From pins and passwords to biometrics and palm vein readers... are we really becoming more secure?
We are changing to new ways of identification and data security that are very depending on our physical identities. What will the impact be on our security?
Data and information security is one of the burning concerns of financial services institutions in the Digital Age. Not surprisingly.
Several factors contribute to this. Firstly, financial institutions are under increasing and stricter scrutiny than ever by regulators. Secondly, more and more day to day interactions happen digitally and involved the capture, movement and custody of data.
Thirdly, it is precisely custody of assets and personal data that is quoted by customers as one of the key values they expect to obtain from their banks.
I listened to Penny Hembrow, Global Lead, Financial Services at CGI, late last week, in an interview discussing the Financial Services Consumer Survey and its results drawn from interviews with 1452 consumers. According to her, the top of the list concern
for banking customers is protection of their data. And he introduced a very interesting fact. Our bank probably has the most "real" picture of ourselves. We can have different digital personas for different purposes, but our true identity lies with the bank,
as does the reality of how do we spend our money across our different personas.
That security is top of the list in banking agendas, both retail and corporate, is a fact.
Only this week news of multiple new developments in cyber-security being trialled by banks and financial services have filled the press:
- BNP Paribas is to pilot cards with dynamic CVV codes replacing the three-figure CVV code on the rear of a card with a small screen display that automatically changes periodically
- WorldPay is trialling facial recognition technology
- Royal Bank of Canada is rolling out conversational biometrics in call centers
- JCB, the Japanese card scheme, is trialling palm vein authentication for cardless payments.
- Mastercard is rolling out a suite of card security measures for online commerce - from 'pay by selfie' biometrics to SMS-delivered one-time passwords - under the brand Identity Check
And on the other side...also in the last 7 days...
- T-Mobile suffered as a result of an Experian data breach exposing data of 15 customers
- Online foreign exchange trading firm FXCM says it has been the victim of a hacking attack that exposed access to sensitive customer information and led to unauthorised transfers
- Donald Trump's luxury hotel chain confirmed that malware might have compromised customer credit and debit card data.

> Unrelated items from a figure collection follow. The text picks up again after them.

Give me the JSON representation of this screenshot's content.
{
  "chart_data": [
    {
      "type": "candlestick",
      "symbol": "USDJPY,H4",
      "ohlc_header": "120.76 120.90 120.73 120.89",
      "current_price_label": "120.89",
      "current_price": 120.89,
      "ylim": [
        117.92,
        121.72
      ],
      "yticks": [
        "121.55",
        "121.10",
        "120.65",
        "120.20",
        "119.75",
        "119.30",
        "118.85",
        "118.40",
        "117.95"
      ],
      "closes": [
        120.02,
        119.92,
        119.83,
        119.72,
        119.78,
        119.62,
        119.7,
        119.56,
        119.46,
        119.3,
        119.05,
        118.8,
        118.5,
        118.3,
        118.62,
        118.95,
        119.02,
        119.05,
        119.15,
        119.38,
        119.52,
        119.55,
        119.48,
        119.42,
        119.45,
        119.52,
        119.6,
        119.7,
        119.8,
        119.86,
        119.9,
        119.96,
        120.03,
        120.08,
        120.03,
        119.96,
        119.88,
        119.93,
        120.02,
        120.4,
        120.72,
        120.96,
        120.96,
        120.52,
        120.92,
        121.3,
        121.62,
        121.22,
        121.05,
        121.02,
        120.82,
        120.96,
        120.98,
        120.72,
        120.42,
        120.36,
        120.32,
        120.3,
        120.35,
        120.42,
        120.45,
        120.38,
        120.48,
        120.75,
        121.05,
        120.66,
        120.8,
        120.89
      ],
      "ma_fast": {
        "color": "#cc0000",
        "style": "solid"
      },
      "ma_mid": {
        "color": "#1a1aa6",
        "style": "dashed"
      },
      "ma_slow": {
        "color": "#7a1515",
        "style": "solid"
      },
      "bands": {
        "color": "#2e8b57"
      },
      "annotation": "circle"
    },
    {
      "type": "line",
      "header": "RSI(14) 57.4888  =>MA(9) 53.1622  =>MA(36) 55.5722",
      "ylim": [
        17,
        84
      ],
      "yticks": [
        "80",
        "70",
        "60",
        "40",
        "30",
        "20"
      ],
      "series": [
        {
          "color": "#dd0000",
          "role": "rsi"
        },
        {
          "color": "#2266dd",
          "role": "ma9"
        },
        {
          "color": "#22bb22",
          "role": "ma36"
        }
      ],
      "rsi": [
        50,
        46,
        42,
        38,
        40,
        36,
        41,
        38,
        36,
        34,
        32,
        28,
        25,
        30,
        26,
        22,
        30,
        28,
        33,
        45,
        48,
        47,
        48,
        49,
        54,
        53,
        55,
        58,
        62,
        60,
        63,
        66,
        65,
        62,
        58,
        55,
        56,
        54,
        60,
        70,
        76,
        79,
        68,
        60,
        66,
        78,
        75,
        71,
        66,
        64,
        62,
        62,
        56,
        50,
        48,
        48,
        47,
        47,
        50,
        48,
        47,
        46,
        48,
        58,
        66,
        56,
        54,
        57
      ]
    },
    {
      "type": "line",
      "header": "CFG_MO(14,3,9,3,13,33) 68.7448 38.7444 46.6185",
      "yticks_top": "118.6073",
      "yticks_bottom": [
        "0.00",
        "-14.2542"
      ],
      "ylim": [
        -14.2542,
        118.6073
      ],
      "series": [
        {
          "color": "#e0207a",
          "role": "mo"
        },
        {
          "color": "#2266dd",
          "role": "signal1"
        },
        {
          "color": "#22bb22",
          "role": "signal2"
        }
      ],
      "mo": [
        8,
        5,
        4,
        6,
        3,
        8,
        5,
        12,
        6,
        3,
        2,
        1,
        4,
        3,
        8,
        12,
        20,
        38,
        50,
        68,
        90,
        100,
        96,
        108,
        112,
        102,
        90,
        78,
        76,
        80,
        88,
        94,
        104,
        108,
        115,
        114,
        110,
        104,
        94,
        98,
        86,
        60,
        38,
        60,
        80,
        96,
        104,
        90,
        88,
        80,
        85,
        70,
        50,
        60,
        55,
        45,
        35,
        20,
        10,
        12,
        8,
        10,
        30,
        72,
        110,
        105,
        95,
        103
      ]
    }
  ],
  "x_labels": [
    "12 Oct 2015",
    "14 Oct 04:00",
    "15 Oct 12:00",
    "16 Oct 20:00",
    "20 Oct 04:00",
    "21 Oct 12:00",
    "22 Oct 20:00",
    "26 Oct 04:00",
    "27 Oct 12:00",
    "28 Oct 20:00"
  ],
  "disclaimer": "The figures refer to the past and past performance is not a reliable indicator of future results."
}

- The American bankers Association admitted that email addresses and passwords used to make purchases or register for events through its online shopping cart had been compromised.
- A hacker has accused Danske Bank of allegedly leaking confidential customer data in the form of session cookies on its public website
And this was not an isolated week. This is happening all the time.
The obvious response to increased vulnerability has been to tighten security. But my concern is whether it is really making us more secure.
Biometrics started to be used in contact centres, then extended to mobile authentication and now is being trialled in ATMs, retail commerce, etc.
While I recognise the need to increase security and the potential benefits of this sort of identification, I believe most of us would prefer their money to be stolen rather than our biometric information being in hands of some criminal organisation.
The question to me remains, how do you change your password if it so linked to who you are? I am aware it is a controversial question, but I think asking the question like that raises the right alarms.
Is it wise to increase assets security at the cost of higher risk to our "physical" personas? Are we moving towards potentially giving somebody a complete picture of the real "us" and allowing them to substitute our identity completely? Are we putting even
more data at the disposal of criminal minds and increasing the potential for identity theft that covers both our virtual and physical personas?
But then again, this might have already been thought through more thoroughly than I am giving it credit for.
Looking forward to some of your thoughts!